I find Ammann’s position regarding the automotive and mobility future interesting. He only joined GM in 2010 and has quickly risen to the post of President. I actually joined General Motors (Design Staff) 24 years before Dan. I am sometimes surprised how top leaders, with little actual mobility experience, feel they fully understand the super-complex urban mobility future.
Ammann made an effort after joining GM to position himself as a “car guy” even though his experience is in finance. He became a certified car tester and drove GM’s performance cars at high speed on test tracks. (Although, this doesn’t have a lot to do with the mobility future).
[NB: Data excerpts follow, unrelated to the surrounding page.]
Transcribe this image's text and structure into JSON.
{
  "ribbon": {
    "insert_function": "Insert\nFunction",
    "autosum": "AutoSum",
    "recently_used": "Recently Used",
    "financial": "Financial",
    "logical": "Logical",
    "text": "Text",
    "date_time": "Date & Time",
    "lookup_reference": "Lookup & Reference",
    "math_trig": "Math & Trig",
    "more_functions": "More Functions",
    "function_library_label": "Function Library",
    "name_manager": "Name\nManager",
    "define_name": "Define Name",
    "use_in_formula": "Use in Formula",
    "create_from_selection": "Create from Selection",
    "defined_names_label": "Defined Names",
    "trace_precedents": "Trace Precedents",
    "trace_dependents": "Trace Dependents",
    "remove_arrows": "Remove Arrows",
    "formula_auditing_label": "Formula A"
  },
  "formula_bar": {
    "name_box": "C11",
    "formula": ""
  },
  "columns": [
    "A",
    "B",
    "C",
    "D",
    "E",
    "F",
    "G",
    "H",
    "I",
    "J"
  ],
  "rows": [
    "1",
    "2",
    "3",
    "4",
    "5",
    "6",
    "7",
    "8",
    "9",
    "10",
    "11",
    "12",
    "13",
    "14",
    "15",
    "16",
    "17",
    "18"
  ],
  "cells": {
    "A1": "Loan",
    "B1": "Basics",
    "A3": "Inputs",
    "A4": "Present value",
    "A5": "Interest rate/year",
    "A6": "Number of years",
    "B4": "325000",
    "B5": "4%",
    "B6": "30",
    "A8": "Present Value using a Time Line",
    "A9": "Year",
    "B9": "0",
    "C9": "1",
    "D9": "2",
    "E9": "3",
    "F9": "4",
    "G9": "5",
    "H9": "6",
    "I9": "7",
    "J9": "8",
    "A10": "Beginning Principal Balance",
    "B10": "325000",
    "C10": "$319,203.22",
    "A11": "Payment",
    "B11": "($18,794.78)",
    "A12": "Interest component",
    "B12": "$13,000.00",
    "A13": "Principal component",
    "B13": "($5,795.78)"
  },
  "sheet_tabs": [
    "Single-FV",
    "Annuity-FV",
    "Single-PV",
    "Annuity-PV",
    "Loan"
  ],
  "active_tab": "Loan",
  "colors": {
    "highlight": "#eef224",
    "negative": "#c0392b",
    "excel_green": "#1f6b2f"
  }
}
Since he comes from Morgan Stanley and the investor world of Wall Street, Ammann seems to understand the importance of “optics”—positioning GM as a new mobility company. After GM made big investments in Cruise Automation, Lyft, and others, Ammann would pose for pictures with the leaders of the various execs that GM just invested in, as though he were one of those (generally) young innovators.
Obviously, GM remains a massive company. In the interview, Ammann discussed the challenges of leading GM, at a time where the company has to be somewhat “ambidextrous.” He called their core business the “owner-driver” model, where people buy cars from their company. But at GM they know new business models are coming and claim they will change their business when needed.
He mentioned there are roughly 3.2 trillion miles traveled in the U.S. every year. He then said the total miles of all ride-hailing (Uber/Lyft) services in the country were only 1/10 of 1 percent. So, looking at the larger mobility industry from a miles traveled perspective, not vehicles sold, the disruption facing GM’s traditional business is seen by Ammann and other GM leaders as very small at this time.
He said; “We see our current driver-owner model continuing in massive scale for a very long period of time”. Wow! And to think Ammann is on the Board of Directors of Lyft with John Zimmer. John is Lyft’s President, a mobility leader who published the 2016 white paper stating; “By 2025, private car ownership will all but end in major U.S. cities.” These men are like polar opposites on their separate visions for the mobility future.
Ammann then began to speak about how GM’s leaders all see the mobility future for the company. He shared their company vision. It has three parts to it, and they all include a zero:
1. Zero crashes
2. Zero emissions
3. Zero congestion
These three objectives are all good ones to focus on. If we can live in a world without crashes, emissions and congestion, that would be amazing. But this vision leaves out a very important element, one I am surprised Ammann, who comes from the financial world, seems to have missed. That missing element is economics. It’s about creating future mobility for millions (even billions) of consumers around the planet that costs much less!
Too bad GM’s former vice-president Don Runkle isn’t still around to explain this to Ammann. It was Runkle who once said; “I believe in economic gravity, the lowest-cost solution will win”. The digital future is allowing mobility to cost far less.
The new players, such as Uber, Lyft, Waymo and others, will be focused on offering consumers far less expensive mobility options. These companies will be seeking to reduce the cost of daily mobility by 50 percent or even 70 percent from what the driver-owner model costs consumers today.
I encourage GM to also focus on creating the best mobility value of consumers for their dollar. Maybe affordable mobility doesn’t have a catchy “zero” in it, but I hope they will add this to their corporate vision.